Kathleen B. Hudson emphasizes dynamic light and atmospherics in her work. She is a Signature Member of the American Society of Marine Artists and a member of the Copley Society of Art in Boston, MA. In 2017, Hudson received the Grand Prize in the 6th Annual PleinAir Salon for her painting Bright Morning, Timberline Falls. Her work has been featured in PleinAir Magazine, Fine Art Connoisseur, and Southwest Art.
Hudson moved from her native Kentucky to Boston in the fall of 2005 to begin an undergraduate degree at Harvard University. During her years in Boston, she came to love the beautiful New England landscape while she painted, studied mountain travel narratives, and led backpacking trips for fellow students in the White Mountains. Hudson now undertakes several national juried plein air competitions each year. When she's not outside painting from life, you can find her in the studio creating paintings that highlight the dynamic interplay of light, shadow, and atmospherics.

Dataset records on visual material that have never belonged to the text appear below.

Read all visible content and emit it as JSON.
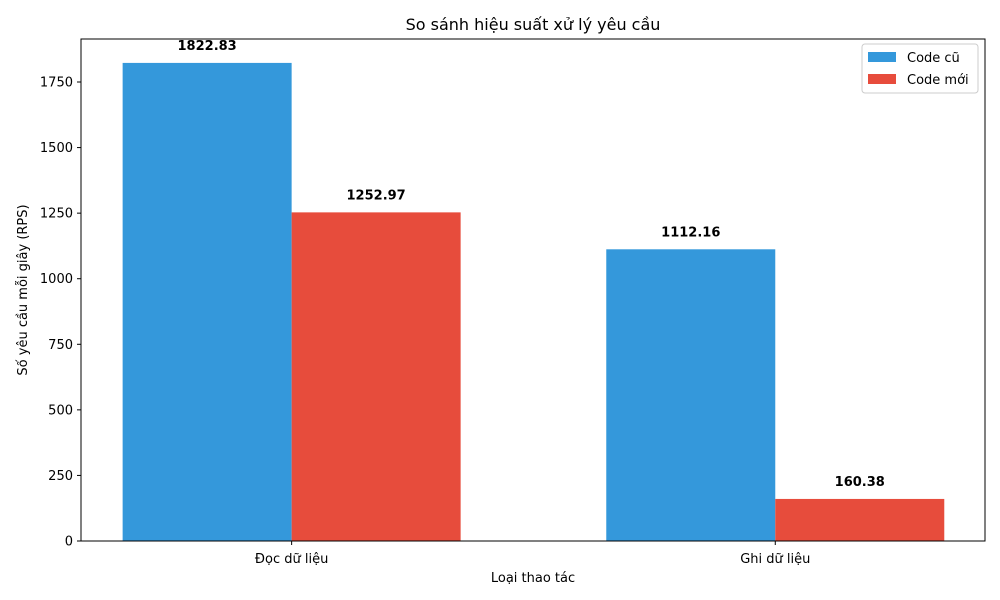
{
  "chart_data": {
    "type": "bar",
    "title": "So sánh hiệu suất xử lý yêu cầu",
    "xlabel": "Loại thao tác",
    "ylabel": "Số yêu cầu mỗi giây (RPS)",
    "categories": [
      "Đọc dữ liệu",
      "Ghi dữ liệu"
    ],
    "series": [
      {
        "name": "Code cũ",
        "values": [
          1822.83,
          1112.16
        ],
        "color": "#3498db",
        "labels": [
          "1822.83",
          "1112.16"
        ]
      },
      {
        "name": "Code mới",
        "values": [
          1252.97,
          160.38
        ],
        "color": "#e74c3c",
        "labels": [
          "1252.97",
          "160.38"
        ]
      }
    ],
    "ylim": [
      0,
      1913.97
    ],
    "yticks": [
      0,
      250,
      500,
      750,
      1000,
      1250,
      1500,
      1750
    ],
    "ytick_labels": [
      "0",
      "250",
      "500",
      "750",
      "1000",
      "1250",
      "1500",
      "1750"
    ],
    "grid": false,
    "legend": "top-right"
  }
}
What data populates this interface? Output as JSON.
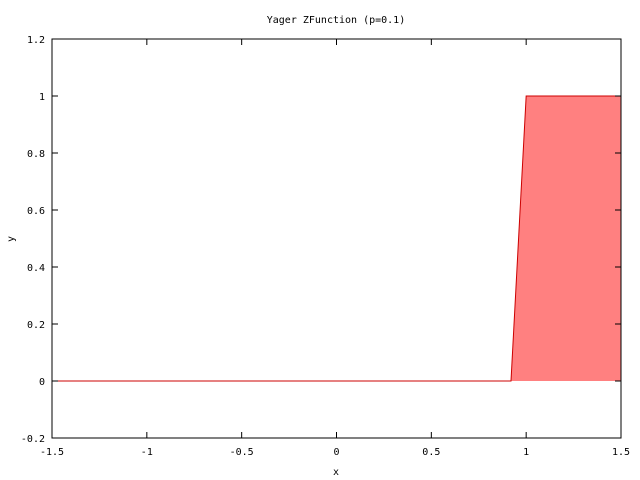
{
  "chart_data": {
    "type": "area",
    "title": "Yager ZFunction (p=0.1)",
    "xlabel": "x",
    "ylabel": "y",
    "xlim": [
      -1.5,
      1.5
    ],
    "ylim": [
      -0.2,
      1.2
    ],
    "xticks": [
      -1.5,
      -1,
      -0.5,
      0,
      0.5,
      1,
      1.5
    ],
    "xtick_labels": [
      "-1.5",
      "-1",
      "-0.5",
      "0",
      "0.5",
      "1",
      "1.5"
    ],
    "yticks": [
      -0.2,
      0,
      0.2,
      0.4,
      0.6,
      0.8,
      1,
      1.2
    ],
    "ytick_labels": [
      "-0.2",
      "0",
      "0.2",
      "0.4",
      "0.6",
      "0.8",
      "1",
      "1.2"
    ],
    "grid": false,
    "legend": "none",
    "series": [
      {
        "x": [
          -1.5,
          0.92,
          1.0,
          1.5
        ],
        "y": [
          0,
          0,
          1,
          1
        ],
        "fill_color": "#ff8080",
        "line_color": "#cc0000"
      }
    ]
  }
}
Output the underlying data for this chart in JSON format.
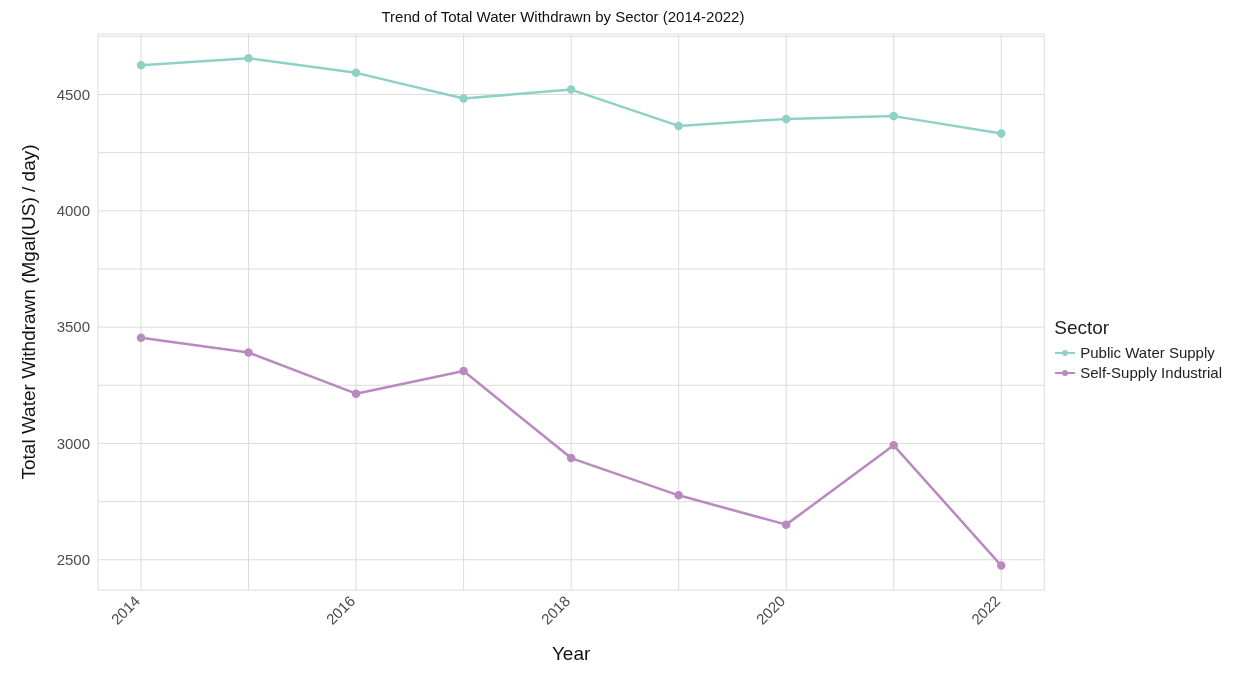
{
  "chart_data": {
    "type": "line",
    "title": "Trend of Total Water Withdrawn by Sector (2014-2022)",
    "xlabel": "Year",
    "ylabel": "Total Water Withdrawn (Mgal(US) / day)",
    "legend_title": "Sector",
    "x": [
      2014,
      2015,
      2016,
      2017,
      2018,
      2019,
      2020,
      2021,
      2022
    ],
    "series": [
      {
        "name": "Public Water Supply",
        "color": "#8fd1c6",
        "values": [
          4626,
          4656,
          4593,
          4483,
          4521,
          4365,
          4395,
          4407,
          4332
        ]
      },
      {
        "name": "Self-Supply Industrial",
        "color": "#b98ac0",
        "values": [
          3454,
          3391,
          3214,
          3311,
          2937,
          2777,
          2651,
          2992,
          2475
        ]
      }
    ],
    "xlim": [
      2013.6,
      2022.4
    ],
    "xticks": [
      2014,
      {
        "value": 2015,
        "label": null
      },
      2016,
      {
        "value": 2017,
        "label": null
      },
      2018,
      {
        "value": 2019,
        "label": null
      },
      2020,
      {
        "value": 2021,
        "label": null
      },
      2022
    ],
    "ylim": [
      2370,
      4760
    ],
    "yticks": [
      2500,
      {
        "value": 2750,
        "label": null
      },
      3000,
      {
        "value": 3250,
        "label": null
      },
      3500,
      {
        "value": 3750,
        "label": null
      },
      4000,
      {
        "value": 4250,
        "label": null
      },
      4500,
      {
        "value": 4750,
        "label": null
      }
    ],
    "grid": true,
    "legend": "right",
    "marker": "circle",
    "line_style": "solid"
  }
}
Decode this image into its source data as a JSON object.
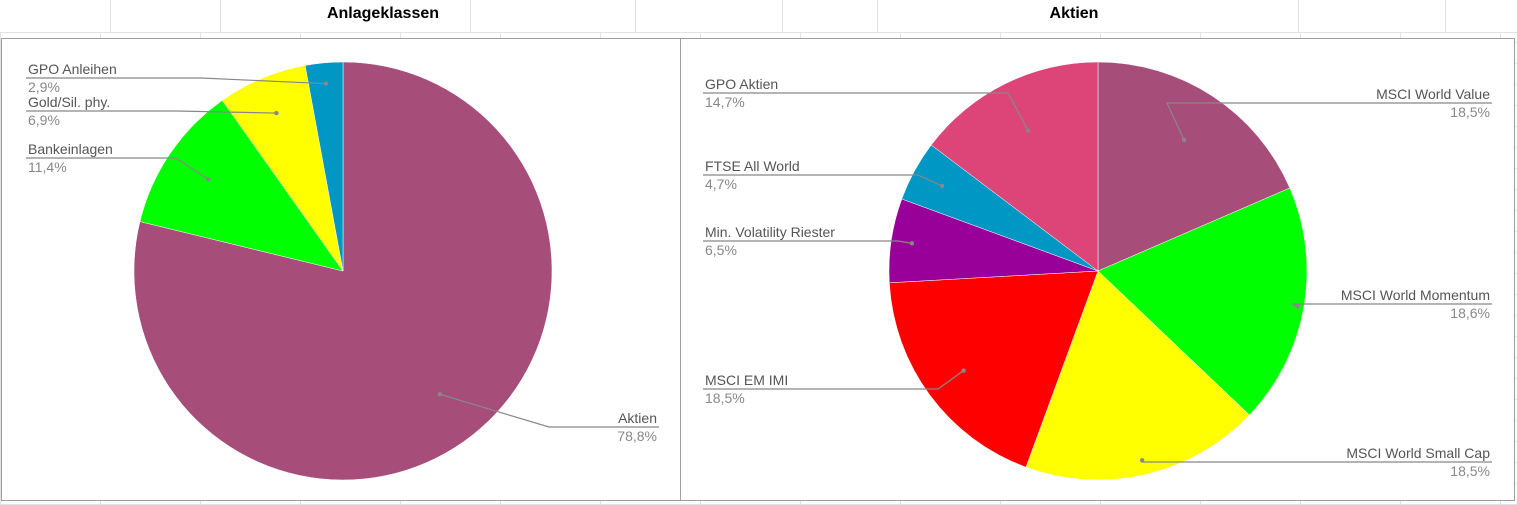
{
  "chart_data": [
    {
      "type": "pie",
      "title": "Anlageklassen",
      "slices": [
        {
          "label": "Aktien",
          "value": 78.8,
          "display": "78,8%",
          "color": "#a64d79"
        },
        {
          "label": "Bankeinlagen",
          "value": 11.4,
          "display": "11,4%",
          "color": "#00ff00"
        },
        {
          "label": "Gold/Sil. phy.",
          "value": 6.9,
          "display": "6,9%",
          "color": "#ffff00"
        },
        {
          "label": "GPO Anleihen",
          "value": 2.9,
          "display": "2,9%",
          "color": "#0097c4"
        }
      ]
    },
    {
      "type": "pie",
      "title": "Aktien",
      "slices": [
        {
          "label": "MSCI World Value",
          "value": 18.5,
          "display": "18,5%",
          "color": "#a64d79"
        },
        {
          "label": "MSCI World Momentum",
          "value": 18.6,
          "display": "18,6%",
          "color": "#00ff00"
        },
        {
          "label": "MSCI World Small Cap",
          "value": 18.5,
          "display": "18,5%",
          "color": "#ffff00"
        },
        {
          "label": "MSCI EM IMI",
          "value": 18.5,
          "display": "18,5%",
          "color": "#ff0000"
        },
        {
          "label": "Min. Volatility Riester",
          "value": 6.5,
          "display": "6,5%",
          "color": "#990099"
        },
        {
          "label": "FTSE All World",
          "value": 4.7,
          "display": "4,7%",
          "color": "#0097c4"
        },
        {
          "label": "GPO Aktien",
          "value": 14.7,
          "display": "14,7%",
          "color": "#dd4477"
        }
      ]
    }
  ]
}
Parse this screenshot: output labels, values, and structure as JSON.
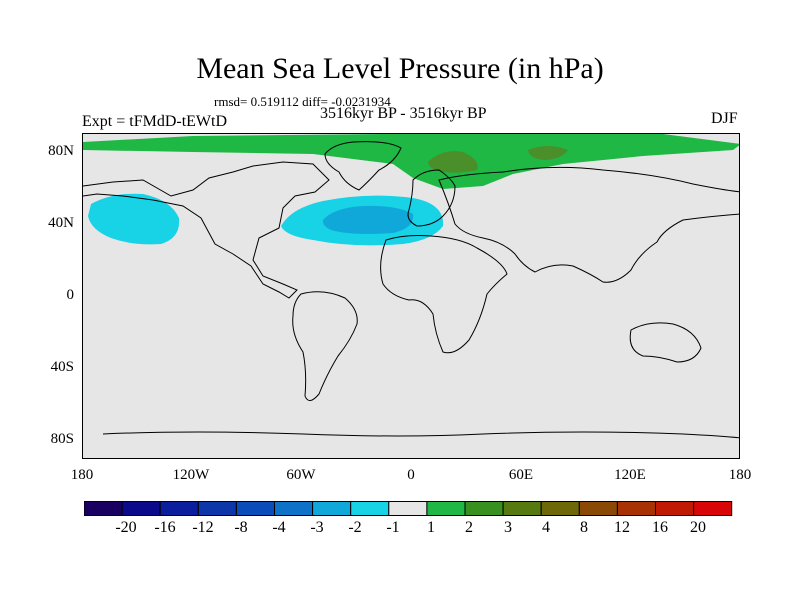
{
  "figure": {
    "title": "Mean Sea Level Pressure (in hPa)",
    "stats": "rmsd= 0.519112 diff= -0.0231934",
    "period": "3516kyr BP - 3516kyr BP",
    "experiment": "Expt = tFMdD-tEWtD",
    "season": "DJF"
  },
  "map": {
    "lat_ticks": [
      "80N",
      "40N",
      "0",
      "40S",
      "80S"
    ],
    "lon_ticks": [
      "180",
      "120W",
      "60W",
      "0",
      "60E",
      "120E",
      "180"
    ],
    "background_color": "#e6e6e6",
    "anomaly_regions": [
      {
        "name": "arctic-positive",
        "level": "1 to 2",
        "color": "#1fb845"
      },
      {
        "name": "arctic-positive-core",
        "level": "3 to 4",
        "color": "#4a8f2a"
      },
      {
        "name": "north-pacific-negative",
        "level": "-2 to -1",
        "color": "#18d2e6"
      },
      {
        "name": "north-atlantic-negative",
        "level": "-2 to -1",
        "color": "#18d2e6"
      },
      {
        "name": "north-atlantic-negative-core",
        "level": "-3 to -2",
        "color": "#0fa8d8"
      }
    ]
  },
  "colorbar": {
    "labels": [
      "-20",
      "-16",
      "-12",
      "-8",
      "-4",
      "-3",
      "-2",
      "-1",
      "1",
      "2",
      "3",
      "4",
      "8",
      "12",
      "16",
      "20"
    ],
    "colors": [
      "#1a0060",
      "#0a0a8a",
      "#0a1e9e",
      "#0d36a8",
      "#0a4cba",
      "#0d72c8",
      "#0fa8d8",
      "#18d2e6",
      "#e6e6e6",
      "#1fb845",
      "#38901e",
      "#567a10",
      "#6e6808",
      "#8a4a06",
      "#a83204",
      "#c01a04",
      "#d80606"
    ]
  }
}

The landscape has always been my chief source of artistic inspiration. I love to capture views of rugged terrain, shimmering waves, and dramatic atmospherics.
According to my family, I began painting as soon as I was old enough to hold a brush. I enjoyed an unconventional upbringing and travelled far and wide, exploring new places and—notably—dozens of art museums. I remember being filled with awe upon viewing sites like Yosemite, the Wye Valley in Wales, and Niagara Falls.
As an artist, I try to evoke that same childhood sense of wonder through my landscapes. They represent very specific places and moments in time: the brief point during a sunrise where sun illuminates the air with an ethereal golden glow; a break in a storm where light pierces though heavy clouds; glacial ice sending waterfalls down the side of a mountain wreathed in fog.
Scenes like this are real, but because they depict rare glimpses of particular beauty in the world around us, my paintings tread a fine line between the “real” and the otherworldly. A mountain may become more than a great mound of rock when we see sunlight break through dense clouds to highlight its slopes’ jagged contours. At points like this, the landscape around us forms a visual drama that awakens something within us. It fills us with awe and even longing.